We continue to see no or little evidence of actual improving business conditions in terms of top-line revenues. Alcoa beat only on an insane per-ton price increase; shipped volumes fell. Johnson & Johnson saw net up a percent but revenue fell 5.3%. More ominously the company was hurt, not helped, by the dollar's destruction, with about half of it coming from currency effects. US Sales fell 8.1% - not the sign of an improving economic picture. Drug sales were down 14% with most of that coming from generic competition, but consumer health care was also off - in this case, 2.7%, and was hurt by dollar devaluation (can you say "import sensitive"?)
Then there is the mysterious case of the SDRs. As Zerohedge pointed out there was a sudden and unexplained "boost" in the Treasury's "International Reserve Position", with essentially all of it ($50 billion or so) comprised of a huge increase in IMF SDRs.
Now I may be missing something here but Treasury doesn't appear to have that power without an explicit act of Congress. To wit, The US Constitution Article I, Section 7 provides:
To coin money, regulate the value thereof, and of foreign coin, and fix the standard of weights and measures;
CONGRESS has sole authority to approve (or not) the acquisition and disposal of SDRs, which are nothing more or less than a foreign currency - in this case, one comprised of a basket of other currencies. The Executive has no power to engage in this sort of transaction on its own initiative.
But it did, and thought it wouldn't be noticed.
Well, it was.
The dollar continues to rattle around at key support. If it breaks then our import-based economy will be decimated. Oil will skyrocket and so will input costs to American business. Bye-bye profits - and businesses.

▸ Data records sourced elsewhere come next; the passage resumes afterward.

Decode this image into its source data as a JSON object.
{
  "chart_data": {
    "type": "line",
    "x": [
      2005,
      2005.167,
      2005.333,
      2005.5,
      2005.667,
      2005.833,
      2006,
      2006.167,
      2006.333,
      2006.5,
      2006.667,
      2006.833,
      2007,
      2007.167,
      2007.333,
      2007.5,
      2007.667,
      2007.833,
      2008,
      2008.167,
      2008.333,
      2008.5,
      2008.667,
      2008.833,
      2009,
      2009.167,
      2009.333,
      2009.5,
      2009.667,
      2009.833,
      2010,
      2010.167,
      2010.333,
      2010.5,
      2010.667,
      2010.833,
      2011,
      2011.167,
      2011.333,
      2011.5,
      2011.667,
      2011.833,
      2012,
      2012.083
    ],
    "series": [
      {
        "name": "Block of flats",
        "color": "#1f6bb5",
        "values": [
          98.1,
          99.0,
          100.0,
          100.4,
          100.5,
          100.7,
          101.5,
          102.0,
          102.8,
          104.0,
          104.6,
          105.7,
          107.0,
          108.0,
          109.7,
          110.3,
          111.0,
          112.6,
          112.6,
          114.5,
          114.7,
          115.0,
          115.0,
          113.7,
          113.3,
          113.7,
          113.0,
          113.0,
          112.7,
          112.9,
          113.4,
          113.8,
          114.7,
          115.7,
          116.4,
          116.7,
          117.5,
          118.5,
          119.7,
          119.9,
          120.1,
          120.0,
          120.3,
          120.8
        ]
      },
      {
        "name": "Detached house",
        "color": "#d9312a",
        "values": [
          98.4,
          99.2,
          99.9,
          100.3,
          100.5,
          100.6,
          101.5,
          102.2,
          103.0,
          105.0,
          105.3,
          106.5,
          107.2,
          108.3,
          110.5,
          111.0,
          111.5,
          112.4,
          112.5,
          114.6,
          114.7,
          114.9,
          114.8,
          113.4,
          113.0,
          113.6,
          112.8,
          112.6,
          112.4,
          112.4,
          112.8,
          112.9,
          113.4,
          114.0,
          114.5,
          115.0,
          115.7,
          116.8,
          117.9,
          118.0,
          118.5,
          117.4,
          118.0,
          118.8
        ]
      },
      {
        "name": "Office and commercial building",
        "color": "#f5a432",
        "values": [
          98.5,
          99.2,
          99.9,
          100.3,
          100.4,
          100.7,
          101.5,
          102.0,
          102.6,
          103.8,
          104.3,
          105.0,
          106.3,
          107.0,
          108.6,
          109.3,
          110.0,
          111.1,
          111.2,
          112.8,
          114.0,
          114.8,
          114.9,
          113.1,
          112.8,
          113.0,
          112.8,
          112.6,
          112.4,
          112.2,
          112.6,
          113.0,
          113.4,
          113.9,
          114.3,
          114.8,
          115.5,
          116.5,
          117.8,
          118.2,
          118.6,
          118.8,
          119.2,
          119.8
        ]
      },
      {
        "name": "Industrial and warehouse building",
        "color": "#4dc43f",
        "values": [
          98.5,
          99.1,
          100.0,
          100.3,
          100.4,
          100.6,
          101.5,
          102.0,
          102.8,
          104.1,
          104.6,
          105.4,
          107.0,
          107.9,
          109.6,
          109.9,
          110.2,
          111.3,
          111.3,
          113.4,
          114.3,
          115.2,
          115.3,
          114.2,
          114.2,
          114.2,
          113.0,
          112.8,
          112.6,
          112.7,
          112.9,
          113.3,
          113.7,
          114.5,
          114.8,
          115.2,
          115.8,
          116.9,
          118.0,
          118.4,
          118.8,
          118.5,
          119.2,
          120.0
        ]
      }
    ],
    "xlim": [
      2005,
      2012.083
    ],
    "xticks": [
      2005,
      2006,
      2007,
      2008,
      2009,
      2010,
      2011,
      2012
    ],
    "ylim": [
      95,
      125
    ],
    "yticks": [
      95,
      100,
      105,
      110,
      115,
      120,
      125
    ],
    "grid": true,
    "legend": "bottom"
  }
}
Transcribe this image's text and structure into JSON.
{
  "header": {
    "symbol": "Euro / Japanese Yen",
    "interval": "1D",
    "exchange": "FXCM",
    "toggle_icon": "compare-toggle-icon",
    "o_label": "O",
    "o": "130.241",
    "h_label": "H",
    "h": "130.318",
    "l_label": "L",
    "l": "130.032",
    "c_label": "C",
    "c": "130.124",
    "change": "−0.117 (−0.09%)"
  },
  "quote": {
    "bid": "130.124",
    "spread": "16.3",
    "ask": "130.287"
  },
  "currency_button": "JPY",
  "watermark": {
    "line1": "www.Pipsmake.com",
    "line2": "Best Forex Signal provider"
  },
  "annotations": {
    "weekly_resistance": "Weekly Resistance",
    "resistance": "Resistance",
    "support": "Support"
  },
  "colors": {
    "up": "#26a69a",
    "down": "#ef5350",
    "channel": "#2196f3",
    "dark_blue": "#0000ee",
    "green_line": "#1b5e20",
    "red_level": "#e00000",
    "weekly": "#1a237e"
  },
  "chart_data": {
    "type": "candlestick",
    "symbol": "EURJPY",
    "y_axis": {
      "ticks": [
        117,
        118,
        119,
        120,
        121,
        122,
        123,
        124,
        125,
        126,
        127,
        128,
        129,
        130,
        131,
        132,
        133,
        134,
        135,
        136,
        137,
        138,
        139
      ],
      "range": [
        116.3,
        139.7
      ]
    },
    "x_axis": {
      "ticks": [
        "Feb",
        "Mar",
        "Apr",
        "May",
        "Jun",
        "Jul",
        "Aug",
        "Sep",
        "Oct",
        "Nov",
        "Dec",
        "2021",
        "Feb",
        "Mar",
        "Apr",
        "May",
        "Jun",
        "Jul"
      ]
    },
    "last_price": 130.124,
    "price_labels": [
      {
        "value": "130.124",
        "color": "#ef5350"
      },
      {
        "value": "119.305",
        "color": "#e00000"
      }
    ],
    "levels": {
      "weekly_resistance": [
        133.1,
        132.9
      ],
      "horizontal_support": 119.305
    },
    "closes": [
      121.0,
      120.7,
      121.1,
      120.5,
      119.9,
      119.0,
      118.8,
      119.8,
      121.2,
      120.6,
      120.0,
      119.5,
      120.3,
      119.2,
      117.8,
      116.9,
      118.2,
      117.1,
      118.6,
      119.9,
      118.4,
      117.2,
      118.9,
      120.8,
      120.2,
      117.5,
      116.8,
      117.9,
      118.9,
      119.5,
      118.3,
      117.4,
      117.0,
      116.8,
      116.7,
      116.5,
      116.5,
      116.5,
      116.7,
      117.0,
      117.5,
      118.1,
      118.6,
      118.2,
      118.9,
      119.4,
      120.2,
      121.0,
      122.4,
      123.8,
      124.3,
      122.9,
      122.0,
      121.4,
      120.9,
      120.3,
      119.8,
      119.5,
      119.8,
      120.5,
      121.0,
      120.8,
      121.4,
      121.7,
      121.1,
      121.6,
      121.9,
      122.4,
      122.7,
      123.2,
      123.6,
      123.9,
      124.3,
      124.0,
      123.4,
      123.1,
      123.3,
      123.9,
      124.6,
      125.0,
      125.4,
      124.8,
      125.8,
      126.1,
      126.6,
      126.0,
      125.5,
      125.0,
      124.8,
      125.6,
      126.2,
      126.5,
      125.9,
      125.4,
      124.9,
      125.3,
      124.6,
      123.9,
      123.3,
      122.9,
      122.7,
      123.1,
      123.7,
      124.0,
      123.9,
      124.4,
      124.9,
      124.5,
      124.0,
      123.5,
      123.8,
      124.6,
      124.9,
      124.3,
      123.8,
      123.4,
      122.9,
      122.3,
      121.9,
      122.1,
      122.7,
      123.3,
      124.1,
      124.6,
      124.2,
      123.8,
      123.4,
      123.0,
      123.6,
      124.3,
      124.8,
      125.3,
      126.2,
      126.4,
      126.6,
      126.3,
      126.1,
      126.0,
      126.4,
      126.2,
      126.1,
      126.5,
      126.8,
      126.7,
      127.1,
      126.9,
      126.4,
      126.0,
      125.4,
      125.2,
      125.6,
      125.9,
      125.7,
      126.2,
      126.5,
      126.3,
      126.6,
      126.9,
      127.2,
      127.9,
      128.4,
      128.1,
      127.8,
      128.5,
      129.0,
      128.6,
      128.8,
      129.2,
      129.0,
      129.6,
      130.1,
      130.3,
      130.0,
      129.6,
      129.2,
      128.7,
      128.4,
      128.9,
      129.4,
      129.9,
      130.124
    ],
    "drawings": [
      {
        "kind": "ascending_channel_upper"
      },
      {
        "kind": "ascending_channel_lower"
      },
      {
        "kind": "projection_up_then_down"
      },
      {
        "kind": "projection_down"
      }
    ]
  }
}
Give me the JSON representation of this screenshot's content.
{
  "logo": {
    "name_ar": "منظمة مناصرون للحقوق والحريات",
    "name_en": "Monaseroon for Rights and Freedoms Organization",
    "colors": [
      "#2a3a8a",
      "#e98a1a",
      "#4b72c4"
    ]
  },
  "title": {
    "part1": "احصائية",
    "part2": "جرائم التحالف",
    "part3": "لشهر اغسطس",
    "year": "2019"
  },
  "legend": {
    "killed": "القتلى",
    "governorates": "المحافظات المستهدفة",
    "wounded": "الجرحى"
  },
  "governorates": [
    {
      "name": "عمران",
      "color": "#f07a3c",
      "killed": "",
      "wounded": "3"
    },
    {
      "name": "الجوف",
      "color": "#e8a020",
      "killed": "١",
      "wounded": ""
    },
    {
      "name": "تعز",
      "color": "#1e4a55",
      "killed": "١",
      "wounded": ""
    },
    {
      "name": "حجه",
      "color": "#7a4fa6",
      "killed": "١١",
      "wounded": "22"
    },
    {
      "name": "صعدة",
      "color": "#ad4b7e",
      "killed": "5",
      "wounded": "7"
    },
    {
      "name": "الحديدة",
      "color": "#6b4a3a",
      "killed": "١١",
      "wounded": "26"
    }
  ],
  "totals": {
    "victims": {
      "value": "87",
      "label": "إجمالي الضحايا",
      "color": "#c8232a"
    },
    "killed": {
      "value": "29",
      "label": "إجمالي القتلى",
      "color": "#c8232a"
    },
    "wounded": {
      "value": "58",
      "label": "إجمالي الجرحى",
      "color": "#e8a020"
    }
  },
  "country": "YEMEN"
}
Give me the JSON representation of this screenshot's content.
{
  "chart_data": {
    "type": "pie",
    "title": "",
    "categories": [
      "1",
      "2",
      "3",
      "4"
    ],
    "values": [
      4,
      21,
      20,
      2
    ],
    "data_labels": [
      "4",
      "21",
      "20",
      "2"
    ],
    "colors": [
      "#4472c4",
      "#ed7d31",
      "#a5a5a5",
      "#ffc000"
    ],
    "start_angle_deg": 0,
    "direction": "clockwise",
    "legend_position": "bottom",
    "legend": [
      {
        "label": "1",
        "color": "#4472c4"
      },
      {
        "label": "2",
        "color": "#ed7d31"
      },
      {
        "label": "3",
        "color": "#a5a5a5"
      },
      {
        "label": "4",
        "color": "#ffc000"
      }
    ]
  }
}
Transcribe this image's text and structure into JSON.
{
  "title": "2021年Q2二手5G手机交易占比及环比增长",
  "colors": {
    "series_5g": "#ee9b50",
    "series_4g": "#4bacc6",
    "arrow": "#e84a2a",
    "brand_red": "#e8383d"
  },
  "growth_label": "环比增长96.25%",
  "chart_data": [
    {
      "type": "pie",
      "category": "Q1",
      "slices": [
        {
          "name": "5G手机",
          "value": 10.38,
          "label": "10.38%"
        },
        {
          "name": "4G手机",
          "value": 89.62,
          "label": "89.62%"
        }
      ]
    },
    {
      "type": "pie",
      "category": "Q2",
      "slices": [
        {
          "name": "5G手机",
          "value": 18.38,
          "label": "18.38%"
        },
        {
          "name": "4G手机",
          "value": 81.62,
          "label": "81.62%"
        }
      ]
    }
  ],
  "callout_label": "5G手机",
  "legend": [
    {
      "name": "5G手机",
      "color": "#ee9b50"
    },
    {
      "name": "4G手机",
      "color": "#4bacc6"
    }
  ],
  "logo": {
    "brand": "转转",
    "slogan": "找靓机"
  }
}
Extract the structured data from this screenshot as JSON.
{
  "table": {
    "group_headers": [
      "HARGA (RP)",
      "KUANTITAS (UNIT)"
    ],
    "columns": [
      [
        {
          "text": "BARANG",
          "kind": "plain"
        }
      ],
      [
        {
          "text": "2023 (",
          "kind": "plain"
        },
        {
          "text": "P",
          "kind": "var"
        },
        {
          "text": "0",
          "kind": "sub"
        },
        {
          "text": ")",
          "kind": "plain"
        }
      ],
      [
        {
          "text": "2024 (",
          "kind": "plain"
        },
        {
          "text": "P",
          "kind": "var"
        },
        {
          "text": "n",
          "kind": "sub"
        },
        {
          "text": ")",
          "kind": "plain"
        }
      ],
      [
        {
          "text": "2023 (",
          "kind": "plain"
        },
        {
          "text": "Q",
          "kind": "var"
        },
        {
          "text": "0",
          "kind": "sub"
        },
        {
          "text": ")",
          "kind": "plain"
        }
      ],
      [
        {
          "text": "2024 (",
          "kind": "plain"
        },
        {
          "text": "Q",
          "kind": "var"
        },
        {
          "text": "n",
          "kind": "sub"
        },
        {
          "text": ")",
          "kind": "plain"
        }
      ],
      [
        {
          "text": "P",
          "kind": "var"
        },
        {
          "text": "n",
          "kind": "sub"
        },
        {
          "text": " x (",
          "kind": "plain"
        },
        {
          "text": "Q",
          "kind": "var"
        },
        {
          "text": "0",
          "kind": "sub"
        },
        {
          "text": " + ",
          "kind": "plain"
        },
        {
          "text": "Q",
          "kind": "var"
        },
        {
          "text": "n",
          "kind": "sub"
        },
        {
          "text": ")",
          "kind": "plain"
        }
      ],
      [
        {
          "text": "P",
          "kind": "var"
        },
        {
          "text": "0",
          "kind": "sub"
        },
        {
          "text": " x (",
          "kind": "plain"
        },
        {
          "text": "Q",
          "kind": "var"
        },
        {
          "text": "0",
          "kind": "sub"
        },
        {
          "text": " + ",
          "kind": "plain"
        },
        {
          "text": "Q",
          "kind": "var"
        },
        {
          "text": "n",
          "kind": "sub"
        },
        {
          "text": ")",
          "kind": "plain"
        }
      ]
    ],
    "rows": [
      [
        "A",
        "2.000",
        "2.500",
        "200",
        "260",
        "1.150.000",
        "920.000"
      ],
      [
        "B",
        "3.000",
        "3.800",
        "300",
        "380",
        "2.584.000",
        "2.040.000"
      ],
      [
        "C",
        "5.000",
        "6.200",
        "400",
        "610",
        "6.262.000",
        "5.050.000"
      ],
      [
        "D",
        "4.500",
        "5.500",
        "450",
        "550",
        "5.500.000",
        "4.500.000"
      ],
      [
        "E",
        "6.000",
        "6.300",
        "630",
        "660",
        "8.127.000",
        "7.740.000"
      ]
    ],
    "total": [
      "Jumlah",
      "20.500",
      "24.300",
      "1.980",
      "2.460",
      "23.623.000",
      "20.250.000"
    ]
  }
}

Congress, Treasury and The Fed are all counting on not only you being stupid but everyone in the International Markets being stupid. That's a bad bet, and I believe the time to buckle up is close at hand. While the "can kicking" of the last six months might seem to have been a good thing at the time, and might even look good now, I suspect that when we look back on it in a year or two we will recognize it as the disaster that it in fact was.